Bogor24Update – Festival Teater Kala resmi dibuka di Auditorium Bima Arya, Perpustakaan dan Galeri Kota Bogor, pada Sabtu, 4 Oktober 2025. Acara ini diselenggarakan oleh Amerta Art House bekerja sama dengan Dinas Pariwisata dan Kebudayaan Kota Bogor, Dinas Arsip dan Perpustakaan Kota Bogor, serta REKA Bogor.

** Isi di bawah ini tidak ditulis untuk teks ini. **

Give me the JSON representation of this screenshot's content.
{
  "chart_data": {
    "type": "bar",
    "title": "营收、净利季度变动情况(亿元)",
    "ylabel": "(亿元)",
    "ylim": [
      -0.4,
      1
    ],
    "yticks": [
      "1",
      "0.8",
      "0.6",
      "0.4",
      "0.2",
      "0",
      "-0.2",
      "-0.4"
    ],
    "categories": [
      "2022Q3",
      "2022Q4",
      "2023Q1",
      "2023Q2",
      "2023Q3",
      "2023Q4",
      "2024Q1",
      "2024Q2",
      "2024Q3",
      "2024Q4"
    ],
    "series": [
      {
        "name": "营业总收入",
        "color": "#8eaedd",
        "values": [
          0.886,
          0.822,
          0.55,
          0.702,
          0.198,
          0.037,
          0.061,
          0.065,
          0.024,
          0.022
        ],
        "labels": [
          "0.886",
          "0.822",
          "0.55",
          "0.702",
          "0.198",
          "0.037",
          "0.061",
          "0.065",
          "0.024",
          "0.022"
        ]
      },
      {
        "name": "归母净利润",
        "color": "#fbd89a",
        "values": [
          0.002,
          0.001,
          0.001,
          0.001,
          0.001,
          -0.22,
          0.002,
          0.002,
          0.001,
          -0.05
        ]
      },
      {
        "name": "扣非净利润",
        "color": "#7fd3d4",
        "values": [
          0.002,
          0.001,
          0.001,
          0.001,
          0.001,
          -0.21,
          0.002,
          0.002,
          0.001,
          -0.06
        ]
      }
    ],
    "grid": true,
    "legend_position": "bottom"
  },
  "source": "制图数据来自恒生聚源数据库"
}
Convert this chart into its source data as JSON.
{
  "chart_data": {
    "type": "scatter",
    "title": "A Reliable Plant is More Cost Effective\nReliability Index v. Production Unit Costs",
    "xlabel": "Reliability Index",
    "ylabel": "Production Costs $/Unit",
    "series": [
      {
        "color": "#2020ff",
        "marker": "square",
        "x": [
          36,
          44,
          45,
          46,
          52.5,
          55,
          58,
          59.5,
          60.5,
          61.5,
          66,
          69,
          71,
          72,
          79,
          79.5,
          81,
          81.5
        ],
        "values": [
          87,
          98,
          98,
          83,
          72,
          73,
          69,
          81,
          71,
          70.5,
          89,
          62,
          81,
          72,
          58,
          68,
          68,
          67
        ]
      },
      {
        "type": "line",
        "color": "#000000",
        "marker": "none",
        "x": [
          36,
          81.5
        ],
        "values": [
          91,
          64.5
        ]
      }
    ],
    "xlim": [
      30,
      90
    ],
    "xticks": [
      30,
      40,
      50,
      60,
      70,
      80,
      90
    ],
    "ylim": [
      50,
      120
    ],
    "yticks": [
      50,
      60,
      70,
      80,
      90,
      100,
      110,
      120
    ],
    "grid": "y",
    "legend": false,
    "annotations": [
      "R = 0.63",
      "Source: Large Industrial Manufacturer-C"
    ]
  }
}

Kegiatan dibuka dengan tur Galeri Bumi Parawira, galeri arsip sejarah pertama di Kota Bogor yang menyimpan berbagai lukisan dan instalasi bertema kesejarahan. Tur ini diharapkan dapat menjadi sumber inspirasi bagi para peserta dalam proses alih wahana cerita sejarah ke bentuk pertunjukan teater.
Dalam sambutannya, Ketua REKA Bogor, Georgian Marcello, menegaskan pentingnya keberadaan Galeri Bumi Parawira sebagai ruang edukasi dan ekspresi.
“Galeri ini bukan hanya tempat seni, tetapi juga arsip cerita. Dari sinilah sejarah bisa hidup kembali, termasuk lewat panggung teater,” ujarnya.
Georgian menambahkan bahwa tema “Menukil Sejarah dari Sisi Lain” menjadi jembatan antara sejarah lokal dan seni pertunjukan modern, mengajak generasi muda melihat sejarah dengan perspektif baru.
Sementara itu, Kepala Bidang Ekonomi Kreatif Dinas Pariwisata dan Kebudayaan Kota Bogor, Ervin Yulianto, menyampaikan dukungan penuh pemerintah kota terhadap penyelenggaraan festival.
“Kami berharap kegiatan seperti ini menjadi agenda tahunan, karena membuka ruang bagi pelajar untuk mengenal sejarah sekaligus berkarya,” ucapnya.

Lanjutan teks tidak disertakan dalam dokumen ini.